Naltrexone and Naloxone:
- Since stress-induced analgesia, a form of dissociation, is mediated by the mu-opioid system; Naltrexone has shown some promise in treating dissociative symptoms.
-
Naloxone reversed stress-induced analgesia among veterans with PTSD compared to those without PTSD, suggesting upregulation of the opioid response following exposure to trauma cues. [Pitman, 1990].
- Naltrexone may also reduce self-injurious behaviour.
Paroxetine and Naloxone are the only pharmacological agents studied through RCTs and found modest evidence for controlling depersonalisation symptoms and dissociative symptoms co-morbid with PTSD and BPD. [Sutar and Sahu, 2019]
Essential aspects in prescribing:
Discontinuation of medication and the subsequent removal of limbic inhibition can predispose the individual to strong limbic reactivity to new stressors.
Hence, in treating trauma-related disorders with hyperarousal, clinicians should consider two important aspects.
- Gradual discontinuation to avoid significant limbic rebound
- Consider appropriate psychological treatments in combination with pharmacological treatments (in a staged approach as necessary) to facilitate long-term changes in information processing, which can ease medication reduction and /or cessation over time.
Endocannabinoids (ECBs):
- Since the endocannabinoid system is involved in the downregulation of hyperarousal, treatment with cannabinoids may target emotion undermodulation.
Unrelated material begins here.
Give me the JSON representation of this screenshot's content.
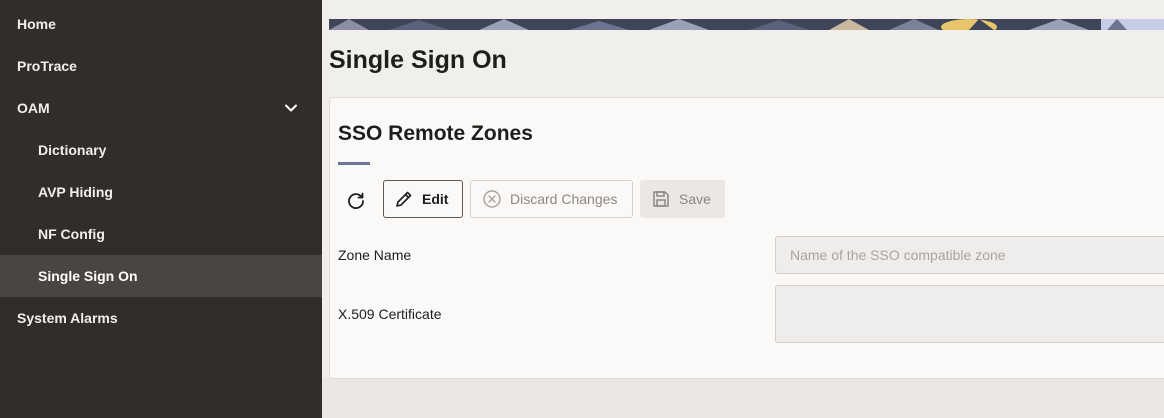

As emotional undermodulation states are precursors to dissociative states, ECBs can act as preventative agents in PTSD + DS by targeting emotional undermodulation. [Lanius et al., 2014]
- There is emerging evidence that treatment with THC or nabilone (a synthetic form of Δ9- tetrahydrocannabinol) reduces nightmares among individuals with PTSD and may be associated with reduced hyperarousal.
- Treatment with endocannabinoids may be appropriate not only for individuals with PTSD with hyperarousal but may also be potentially combinable with KOR antagonists (beneficial in emotional overmodulation) in those with PTSD+DS.
Medicinal Cannabis – Psychopharmacology and Clinical Application
Kappa-opioid antagonists
- It may be a promising approach to treating emotion overmodulation, including symptoms of depersonalisation and derealization. [Lanius et al., 2018]
SUMMARY
The response inhibition and defence cascade models describe different responses to threat and their perceived imminence and time proximity; these complementary models are posited to underlie the neurobiology of dissociative symptomatology in PTSD.
Neuroimaging studies suggest top-down structural changes to circuits connecting the amygdala, hypothalamus, and PAG, consistent with emerging evidence of emotional overmodulation in PTSD+DS.
In clinical practice, clinicians must differentiate between the peritraumatic state of hyperarousal vs those that have gone further down the defence cascade as the treatment modalities differ.
Directly addressing dissociative symptoms is essential for improved outcomes in trauma-related disorders.